Banca Mediolanum ha dichiarato che una delle cause di perdita da parte degli istituti bancari sono le troppe filiali che fanno lievitare i costi mentre loro non hanno filiali e per contenere i costi ne apriranno solo una per ogni provincia italiana,per quanto rigurda gli investimenti consigliano vivamente il loro fondo obbligazionario globale con titoli obbligazionari che non superano i sette anni di scadenza che sta facendo molto bene e l'azionario di lungo periodo e consigliano vivamente i P.I.R : Piani Individuali di Risparmio dichiarando che finalmente il governo ha fatto una cosa molto buona per creare opportunità d'investimento per i piccoli risparmiatori.
Fondi comuni, la beffa per tutti gli investitori
400 milioni di commissioni pagate ai gestori
A tanto ammontano le "performance fee" versate da chi ha messo i propri soldi in queste forme di risparmio. Peccato che si tratti di un balzello vietato da Bankitalia. Ma le regole vengono aggirate. Ecco come
di Vittorio Malagutti

20 maggio 2015
I tecnici del settore le chiamano “performance fee”. O anche commissioni d’incentivo, per dirla in italiano. Tradotto in parole povere significa una tassa supplementare sul risparmio. Questa volta però i soldi non vanno allo Stato. È un balzello privato, che arricchisce banche e società di gestione di fondi d’investimento. Ecco qualche numero: solo nei primi tre mesi di quest’anno, gli italiani hanno pagato oltre 400 milioni a titolo di performance fee. Questa è la somma complessiva incassata da Anima, Azimut, Banca Generali e Mediolanum, i quattro marchi del risparmio gestito quotati in Borsa.

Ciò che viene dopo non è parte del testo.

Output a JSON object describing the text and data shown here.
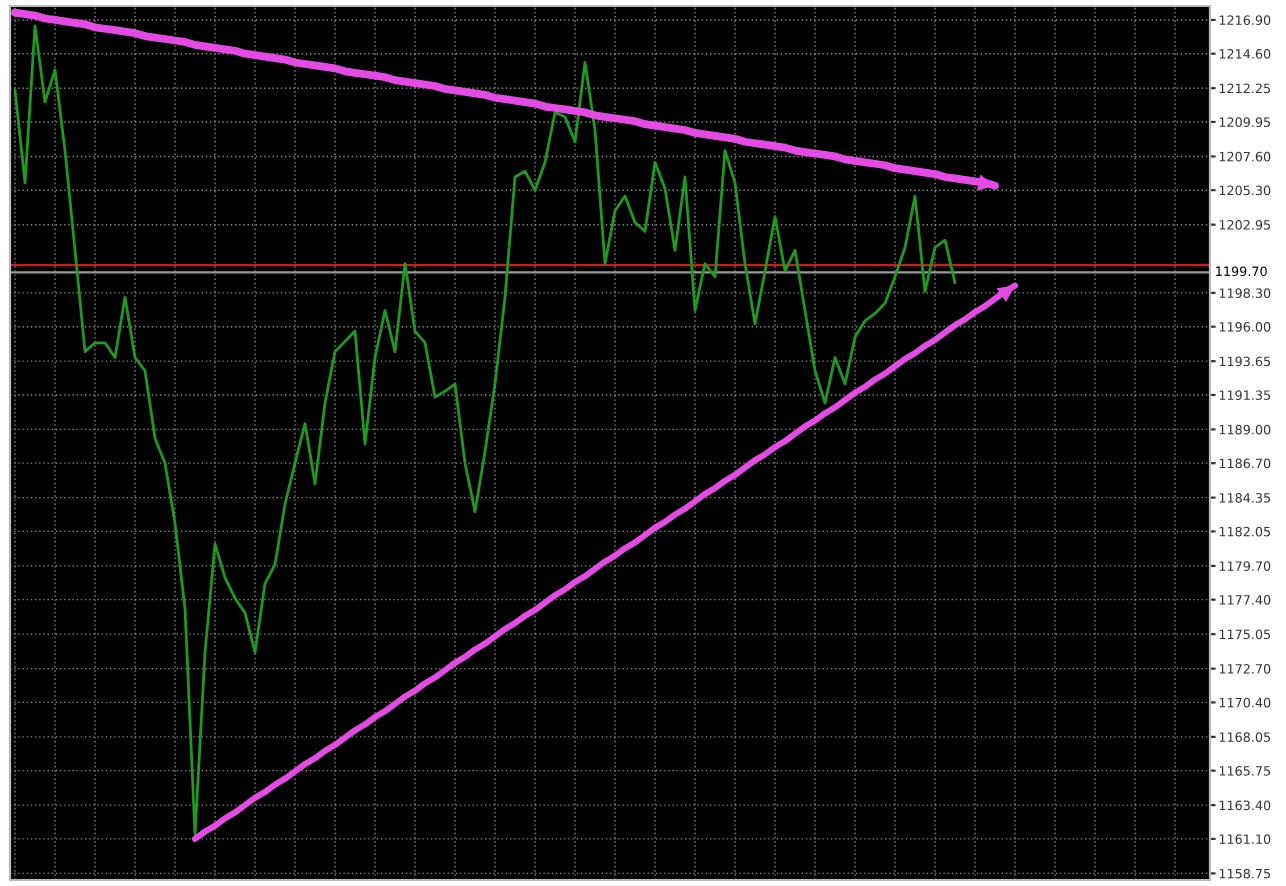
{
  "chart_data": {
    "type": "line",
    "categories": [
      null,
      null,
      null,
      null,
      null,
      null,
      null,
      null,
      null,
      null,
      null,
      null,
      null,
      null,
      null,
      null,
      null,
      null,
      null,
      null,
      null,
      null,
      null,
      null,
      null,
      null,
      null,
      null,
      null,
      null,
      null,
      null,
      null,
      null,
      null,
      null,
      null,
      null,
      null,
      null,
      null,
      null,
      null,
      null,
      null,
      null,
      null,
      null,
      null,
      null,
      null,
      null,
      null,
      null,
      null,
      null,
      null,
      null,
      null,
      null,
      null,
      null,
      null,
      null,
      null,
      null,
      null,
      null,
      null,
      null,
      null,
      null,
      null,
      null,
      null,
      null,
      null,
      null,
      null,
      null,
      null,
      null,
      null,
      null,
      null,
      null,
      null,
      null,
      null,
      null,
      null,
      null,
      null,
      null,
      null,
      null,
      null,
      null,
      null,
      null,
      null,
      null,
      null,
      null,
      null,
      null,
      null,
      null,
      null,
      null,
      null,
      null,
      null,
      null,
      null,
      null,
      null,
      null,
      null,
      null
    ],
    "series": [
      {
        "color": "#1f9a1f",
        "values": [
          1212.1,
          1205.8,
          1216.5,
          1211.3,
          1213.5,
          1208.0,
          1201.2,
          1194.3,
          1194.9,
          1194.9,
          1193.9,
          1198.0,
          1193.9,
          1193.0,
          1188.4,
          1186.7,
          1182.6,
          1176.8,
          1161.4,
          1173.8,
          1181.2,
          1178.9,
          1177.5,
          1176.5,
          1173.8,
          1178.5,
          1179.8,
          1183.9,
          1186.7,
          1189.4,
          1185.3,
          1190.8,
          1194.3,
          1195.0,
          1195.7,
          1188.0,
          1193.9,
          1197.1,
          1194.3,
          1200.3,
          1195.7,
          1194.9,
          1191.2,
          1191.6,
          1192.1,
          1186.7,
          1183.4,
          1187.5,
          1192.1,
          1198.0,
          1206.2,
          1206.6,
          1205.3,
          1207.2,
          1210.6,
          1210.3,
          1208.6,
          1214.0,
          1209.4,
          1200.3,
          1203.9,
          1204.9,
          1203.1,
          1202.5,
          1207.2,
          1205.4,
          1201.2,
          1206.2,
          1197.1,
          1200.3,
          1199.4,
          1208.0,
          1205.8,
          1200.3,
          1196.2,
          1199.8,
          1203.5,
          1199.8,
          1201.2,
          1197.1,
          1193.0,
          1190.8,
          1193.9,
          1192.1,
          1195.3,
          1196.4,
          1196.9,
          1197.6,
          1199.4,
          1201.4,
          1204.9,
          1198.4,
          1201.4,
          1201.9,
          1199.0,
          null,
          null,
          null,
          null,
          null,
          null,
          null,
          null,
          null,
          null,
          null,
          null,
          null,
          null,
          null,
          null,
          null,
          null,
          null,
          null,
          null,
          null,
          null,
          null,
          null
        ]
      },
      {
        "type": "line",
        "color": "#e44ae4",
        "values": [
          1217.4,
          1217.3,
          1217.2,
          1217.0,
          1216.9,
          1216.8,
          1216.7,
          1216.6,
          1216.4,
          1216.3,
          1216.2,
          1216.1,
          1216.0,
          1215.8,
          1215.7,
          1215.6,
          1215.5,
          1215.4,
          1215.2,
          1215.1,
          1215.0,
          1214.9,
          1214.8,
          1214.6,
          1214.5,
          1214.4,
          1214.3,
          1214.2,
          1214.0,
          1213.9,
          1213.8,
          1213.7,
          1213.6,
          1213.4,
          1213.3,
          1213.2,
          1213.1,
          1213.0,
          1212.8,
          1212.7,
          1212.6,
          1212.5,
          1212.4,
          1212.2,
          1212.1,
          1212.0,
          1211.9,
          1211.8,
          1211.6,
          1211.5,
          1211.4,
          1211.3,
          1211.2,
          1211.0,
          1210.9,
          1210.8,
          1210.7,
          1210.6,
          1210.4,
          1210.3,
          1210.2,
          1210.1,
          1210.0,
          1209.8,
          1209.7,
          1209.6,
          1209.5,
          1209.4,
          1209.2,
          1209.1,
          1209.0,
          1208.9,
          1208.8,
          1208.6,
          1208.5,
          1208.4,
          1208.3,
          1208.2,
          1208.0,
          1207.9,
          1207.8,
          1207.7,
          1207.6,
          1207.4,
          1207.3,
          1207.2,
          1207.1,
          1207.0,
          1206.8,
          1206.7,
          1206.6,
          1206.5,
          1206.4,
          1206.2,
          1206.1,
          1206.0,
          1205.9,
          1205.8,
          1205.6,
          null,
          null,
          null,
          null,
          null,
          null,
          null,
          null,
          null,
          null,
          null,
          null,
          null,
          null,
          null,
          null,
          null,
          null,
          null,
          null,
          null
        ]
      },
      {
        "type": "line",
        "color": "#e44ae4",
        "values": [
          null,
          null,
          null,
          null,
          null,
          null,
          null,
          null,
          null,
          null,
          null,
          null,
          null,
          null,
          null,
          null,
          null,
          null,
          1161.1,
          1161.6,
          1162.0,
          1162.5,
          1162.9,
          1163.4,
          1163.9,
          1164.3,
          1164.8,
          1165.2,
          1165.7,
          1166.2,
          1166.6,
          1167.1,
          1167.5,
          1168.0,
          1168.5,
          1168.9,
          1169.4,
          1169.8,
          1170.3,
          1170.8,
          1171.2,
          1171.7,
          1172.1,
          1172.6,
          1173.1,
          1173.5,
          1174.0,
          1174.4,
          1174.9,
          1175.4,
          1175.8,
          1176.3,
          1176.7,
          1177.2,
          1177.7,
          1178.1,
          1178.6,
          1179.0,
          1179.5,
          1180.0,
          1180.4,
          1180.9,
          1181.3,
          1181.8,
          1182.3,
          1182.7,
          1183.2,
          1183.6,
          1184.1,
          1184.6,
          1185.0,
          1185.5,
          1185.9,
          1186.4,
          1186.9,
          1187.3,
          1187.8,
          1188.2,
          1188.7,
          1189.2,
          1189.6,
          1190.1,
          1190.5,
          1191.0,
          1191.5,
          1191.9,
          1192.4,
          1192.8,
          1193.3,
          1193.8,
          1194.2,
          1194.7,
          1195.1,
          1195.6,
          1196.1,
          1196.5,
          1197.0,
          1197.4,
          1197.9,
          1198.4,
          1198.8,
          null,
          null,
          null,
          null,
          null,
          null,
          null,
          null,
          null,
          null,
          null,
          null,
          null,
          null,
          null,
          null,
          null,
          null,
          null
        ]
      }
    ],
    "ylim": [
      1158.3,
      1217.85
    ],
    "yticks": [
      {
        "value": 1216.9,
        "label": "1216.90"
      },
      {
        "value": 1214.6,
        "label": "1214.60"
      },
      {
        "value": 1212.25,
        "label": "1212.25"
      },
      {
        "value": 1209.95,
        "label": "1209.95"
      },
      {
        "value": 1207.6,
        "label": "1207.60"
      },
      {
        "value": 1205.3,
        "label": "1205.30"
      },
      {
        "value": 1202.95,
        "label": "1202.95"
      },
      {
        "value": 1198.3,
        "label": "1198.30"
      },
      {
        "value": 1196.0,
        "label": "1196.00"
      },
      {
        "value": 1193.65,
        "label": "1193.65"
      },
      {
        "value": 1191.35,
        "label": "1191.35"
      },
      {
        "value": 1189.0,
        "label": "1189.00"
      },
      {
        "value": 1186.7,
        "label": "1186.70"
      },
      {
        "value": 1184.35,
        "label": "1184.35"
      },
      {
        "value": 1182.05,
        "label": "1182.05"
      },
      {
        "value": 1179.7,
        "label": "1179.70"
      },
      {
        "value": 1177.4,
        "label": "1177.40"
      },
      {
        "value": 1175.05,
        "label": "1175.05"
      },
      {
        "value": 1172.7,
        "label": "1172.70"
      },
      {
        "value": 1170.4,
        "label": "1170.40"
      },
      {
        "value": 1168.05,
        "label": "1168.05"
      },
      {
        "value": 1165.75,
        "label": "1165.75"
      },
      {
        "value": 1163.4,
        "label": "1163.40"
      },
      {
        "value": 1161.1,
        "label": "1161.10"
      },
      {
        "value": 1158.75,
        "label": "1158.75"
      }
    ],
    "ref_lines": [
      {
        "axis": "y",
        "value": 1200.2,
        "color": "#c81e1e"
      },
      {
        "axis": "y",
        "value": 1199.7,
        "label": "1199.70",
        "color": "#9a9a9a"
      }
    ],
    "grid": true,
    "tick_labels": "y"
  }
}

Tutto bene? Mica tanto. In altri mercati, per esempio negli Stati Uniti, questi premi extra di fatto non esistono. In Italia invece le commissioni di incentivo, legate all’andamento del fondo, vanno ad aggiungersi a quelle ordinarie. E, a ben guardare, si scopre che in molti casi il compenso supplementare non è proporzionale al rendimento. Peggio ancora: a volte i sottoscrittori sono costretti a pagare anche se i risultati sono stati negativi. Risultato: un fiume di denaro finisce nelle casse delle società di gestione del risparmio, in sigla Sgr.
Piove sul bagnato, perché di questi tempi i fondi d’investimento navigano nell’oro. La raccolta è ai massimi storici. Nel 2014 gli italiani hanno affidato ai gestori qualcosa come 88 miliardi di euro, il triplo rispetto all’anno precedente. E quest’anno la raccolta ha superato i 35 miliardi in soli tre mesi. Tanto successo è dovuto in buona parte al crollo dei rendimenti dei titoli di Stato. Il popolo dei risparmiatori si affida ai fondi nella speranza di guadagnare qualcosa in più rispetto alle misere cedole dei Btp.

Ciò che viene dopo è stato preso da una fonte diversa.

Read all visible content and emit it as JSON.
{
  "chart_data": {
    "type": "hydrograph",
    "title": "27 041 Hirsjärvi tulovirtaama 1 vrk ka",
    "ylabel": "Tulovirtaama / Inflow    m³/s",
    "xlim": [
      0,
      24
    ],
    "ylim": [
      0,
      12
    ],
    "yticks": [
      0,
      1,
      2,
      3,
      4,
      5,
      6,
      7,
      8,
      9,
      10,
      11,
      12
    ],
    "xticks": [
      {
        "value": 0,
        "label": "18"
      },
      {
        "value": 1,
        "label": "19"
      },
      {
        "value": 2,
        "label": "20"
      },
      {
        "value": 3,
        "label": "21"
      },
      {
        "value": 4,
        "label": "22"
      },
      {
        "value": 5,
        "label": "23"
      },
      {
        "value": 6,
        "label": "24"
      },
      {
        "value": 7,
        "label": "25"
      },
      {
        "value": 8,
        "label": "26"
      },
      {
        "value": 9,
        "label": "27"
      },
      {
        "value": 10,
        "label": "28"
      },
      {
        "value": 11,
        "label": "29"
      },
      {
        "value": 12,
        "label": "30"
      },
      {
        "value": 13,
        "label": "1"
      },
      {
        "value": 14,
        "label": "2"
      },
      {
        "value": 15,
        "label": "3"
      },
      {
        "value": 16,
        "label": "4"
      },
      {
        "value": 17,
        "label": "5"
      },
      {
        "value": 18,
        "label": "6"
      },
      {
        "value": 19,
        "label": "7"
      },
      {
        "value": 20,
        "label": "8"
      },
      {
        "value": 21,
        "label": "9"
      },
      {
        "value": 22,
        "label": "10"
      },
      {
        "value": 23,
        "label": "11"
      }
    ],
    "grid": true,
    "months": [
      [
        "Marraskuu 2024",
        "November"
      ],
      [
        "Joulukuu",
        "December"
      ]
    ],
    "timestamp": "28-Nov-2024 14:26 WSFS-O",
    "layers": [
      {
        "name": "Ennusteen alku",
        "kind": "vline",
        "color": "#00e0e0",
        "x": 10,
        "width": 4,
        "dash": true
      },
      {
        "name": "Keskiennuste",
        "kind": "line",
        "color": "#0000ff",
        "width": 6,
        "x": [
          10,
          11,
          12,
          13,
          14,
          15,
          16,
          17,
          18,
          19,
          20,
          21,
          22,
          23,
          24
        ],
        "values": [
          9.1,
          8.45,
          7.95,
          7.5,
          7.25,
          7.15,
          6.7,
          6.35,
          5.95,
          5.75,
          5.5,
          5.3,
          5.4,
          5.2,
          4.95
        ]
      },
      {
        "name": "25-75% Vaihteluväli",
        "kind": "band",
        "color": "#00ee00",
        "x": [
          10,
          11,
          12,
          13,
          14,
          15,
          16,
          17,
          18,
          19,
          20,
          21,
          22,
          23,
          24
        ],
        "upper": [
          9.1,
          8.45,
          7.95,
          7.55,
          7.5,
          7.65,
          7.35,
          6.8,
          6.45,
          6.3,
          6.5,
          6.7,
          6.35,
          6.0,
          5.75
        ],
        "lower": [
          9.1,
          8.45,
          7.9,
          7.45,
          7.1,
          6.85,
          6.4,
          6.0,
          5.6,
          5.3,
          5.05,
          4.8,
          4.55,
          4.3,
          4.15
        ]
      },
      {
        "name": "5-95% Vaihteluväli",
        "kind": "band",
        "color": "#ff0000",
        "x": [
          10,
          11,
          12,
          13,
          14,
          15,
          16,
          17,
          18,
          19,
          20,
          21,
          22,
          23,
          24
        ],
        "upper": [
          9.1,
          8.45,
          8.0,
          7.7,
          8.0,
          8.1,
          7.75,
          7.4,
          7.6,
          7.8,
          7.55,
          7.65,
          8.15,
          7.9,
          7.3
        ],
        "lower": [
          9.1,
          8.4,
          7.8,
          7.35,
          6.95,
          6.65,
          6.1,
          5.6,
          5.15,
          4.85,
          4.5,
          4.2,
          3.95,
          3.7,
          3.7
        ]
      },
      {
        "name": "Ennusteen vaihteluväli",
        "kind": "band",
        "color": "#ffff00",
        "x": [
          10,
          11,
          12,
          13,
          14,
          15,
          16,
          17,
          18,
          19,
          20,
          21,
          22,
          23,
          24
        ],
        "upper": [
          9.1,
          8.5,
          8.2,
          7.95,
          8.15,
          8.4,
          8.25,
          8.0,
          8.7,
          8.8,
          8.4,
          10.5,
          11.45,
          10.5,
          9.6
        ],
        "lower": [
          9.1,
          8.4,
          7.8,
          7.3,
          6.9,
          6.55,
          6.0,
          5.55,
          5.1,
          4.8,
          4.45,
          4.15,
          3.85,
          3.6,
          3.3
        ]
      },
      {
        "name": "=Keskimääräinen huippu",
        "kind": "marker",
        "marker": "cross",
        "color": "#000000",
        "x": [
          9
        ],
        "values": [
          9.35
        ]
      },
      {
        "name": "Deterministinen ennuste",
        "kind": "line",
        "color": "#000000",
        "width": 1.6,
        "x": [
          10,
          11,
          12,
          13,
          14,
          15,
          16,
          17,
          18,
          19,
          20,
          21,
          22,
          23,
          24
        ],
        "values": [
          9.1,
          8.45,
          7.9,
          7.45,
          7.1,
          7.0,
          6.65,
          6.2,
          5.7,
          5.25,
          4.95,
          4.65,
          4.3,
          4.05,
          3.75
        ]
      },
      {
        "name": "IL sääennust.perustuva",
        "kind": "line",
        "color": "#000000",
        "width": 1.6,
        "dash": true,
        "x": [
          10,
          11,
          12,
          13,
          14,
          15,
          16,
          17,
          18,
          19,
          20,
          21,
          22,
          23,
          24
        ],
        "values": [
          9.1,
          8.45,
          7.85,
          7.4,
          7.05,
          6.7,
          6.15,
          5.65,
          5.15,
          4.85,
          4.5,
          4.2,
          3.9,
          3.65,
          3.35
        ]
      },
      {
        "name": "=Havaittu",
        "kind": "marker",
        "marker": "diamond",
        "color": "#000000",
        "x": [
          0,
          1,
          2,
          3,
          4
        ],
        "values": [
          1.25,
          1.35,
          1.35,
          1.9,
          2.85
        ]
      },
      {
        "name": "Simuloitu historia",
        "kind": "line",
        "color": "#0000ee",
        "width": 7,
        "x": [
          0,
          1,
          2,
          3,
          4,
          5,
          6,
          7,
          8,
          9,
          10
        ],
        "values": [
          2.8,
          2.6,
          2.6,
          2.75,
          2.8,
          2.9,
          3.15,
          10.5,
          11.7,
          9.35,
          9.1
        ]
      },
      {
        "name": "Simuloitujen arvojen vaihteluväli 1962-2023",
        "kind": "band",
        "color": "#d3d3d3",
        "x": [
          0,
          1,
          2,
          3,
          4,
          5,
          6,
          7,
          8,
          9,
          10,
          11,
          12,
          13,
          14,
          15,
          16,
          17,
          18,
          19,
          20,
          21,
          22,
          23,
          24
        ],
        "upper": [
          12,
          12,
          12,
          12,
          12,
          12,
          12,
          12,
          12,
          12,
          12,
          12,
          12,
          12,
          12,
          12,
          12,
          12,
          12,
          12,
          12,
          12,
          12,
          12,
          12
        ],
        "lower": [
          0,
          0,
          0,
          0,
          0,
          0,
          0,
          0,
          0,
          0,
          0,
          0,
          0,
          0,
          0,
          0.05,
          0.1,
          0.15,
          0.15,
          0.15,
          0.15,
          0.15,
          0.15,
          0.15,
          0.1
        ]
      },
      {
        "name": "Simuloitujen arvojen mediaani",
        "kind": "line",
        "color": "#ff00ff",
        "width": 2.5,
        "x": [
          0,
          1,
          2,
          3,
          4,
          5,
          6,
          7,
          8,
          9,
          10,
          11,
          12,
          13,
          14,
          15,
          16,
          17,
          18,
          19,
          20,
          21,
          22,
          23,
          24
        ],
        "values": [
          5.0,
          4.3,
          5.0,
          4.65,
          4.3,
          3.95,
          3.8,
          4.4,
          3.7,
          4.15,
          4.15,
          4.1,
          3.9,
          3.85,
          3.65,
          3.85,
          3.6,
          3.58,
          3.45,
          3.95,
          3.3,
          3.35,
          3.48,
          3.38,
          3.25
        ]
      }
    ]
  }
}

Ecco spiegato, allora, perché Azimut ha appena festeggiato il “miglior trimestre nella storia del gruppo”, come si legge nel comunicato che accompagna i conti chiusi al 31 marzo scorso con utile di 128 milioni, più del triplo rispetto all’anno prima. Corre anche Banca Generali: 98 milioni di profitti in tre mesi, contro i 39 milioni fatti segnare nella prima trimestrale del 2014. Numeri strepitosi, non c’è che dire. E anche in Borsa i titoli delle società di gestione continuano a correre a gran velocità. Negli ultimi sei mesi hanno fatto segnare in media un rialzo vicino o di poco superiore al 60 per cento.

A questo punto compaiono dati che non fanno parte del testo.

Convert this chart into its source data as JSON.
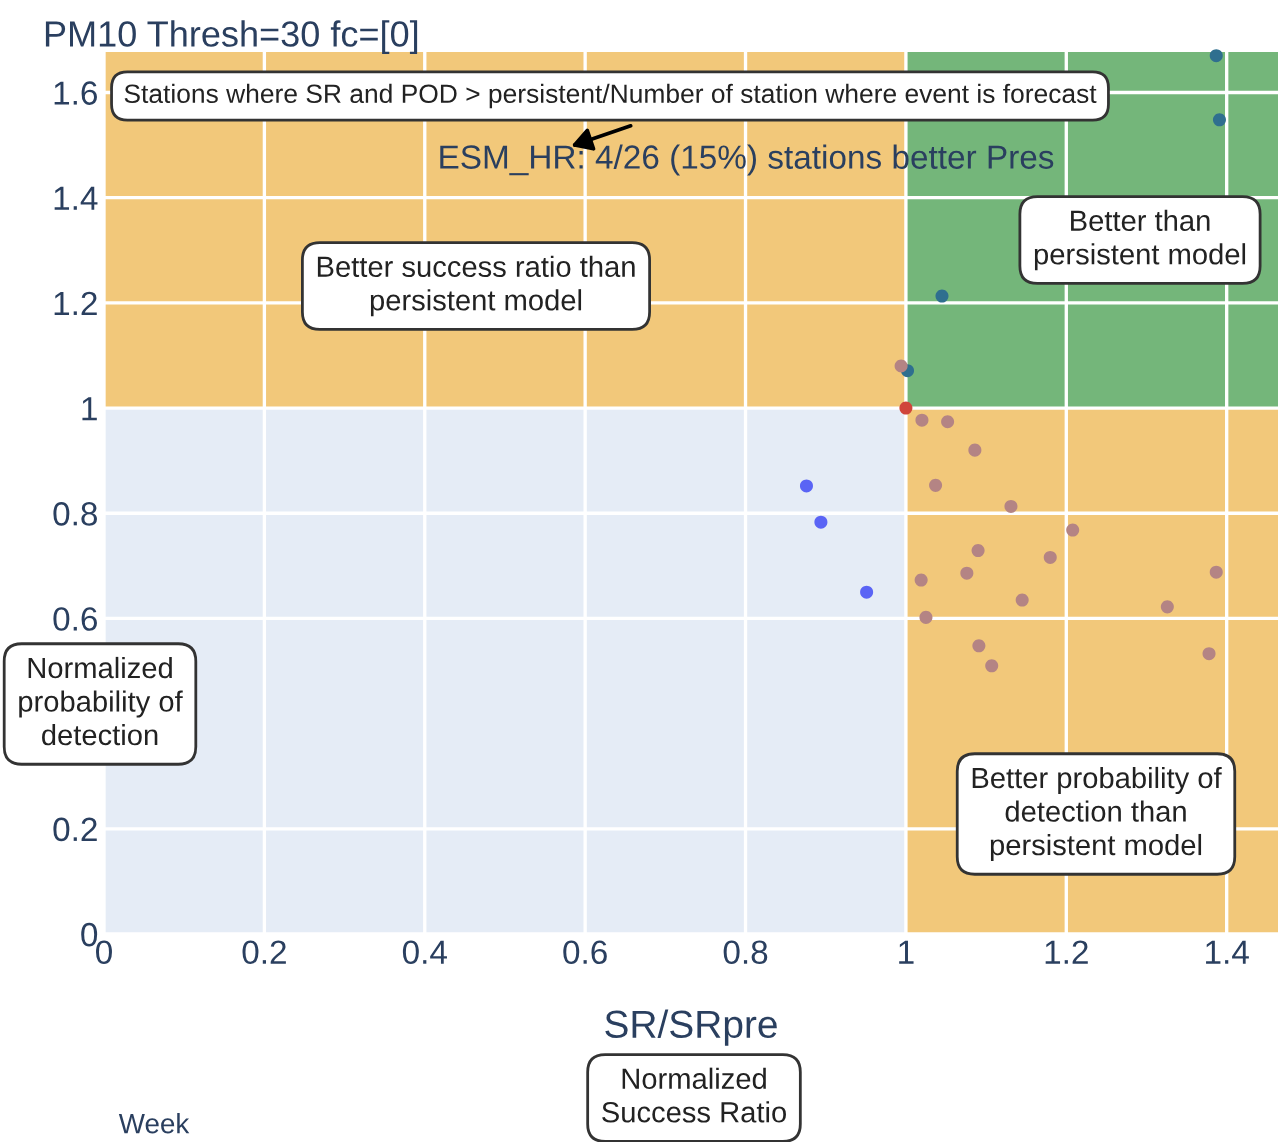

Dai bilanci, però, emerge anche un’altra verità: a mettere il turbo ai risultati sono proprio le commissioni d’incentivo. Come dimostra la figura pubblicata nella pagina precedente, senza questi incassi straordinari, le società di gestione vedrebbero sfumare buona parte dell’utile. Nel caso di Mediolanum, per esempio, le performance fee valgono 132 milioni dei 137 milioni di profitti trimestrali. Azimut ha incassato in tre mesi quasi 100 milioni di premi di rendimento, che valgono buona parte dei 128 milioni di utile. Non è da meno Banca Generali che alla voce “commissioni d’incentivo” indica 72 milioni nel trimestre gennaio-marzo, che si è chiuso con un risultato di 93 milioni circa. Se poi i mercati finanziari viaggiano al rialzo, come è successo nei primi tre mesi di quest’anno, anche i compensi dei gestori si moltiplicano di conseguenza.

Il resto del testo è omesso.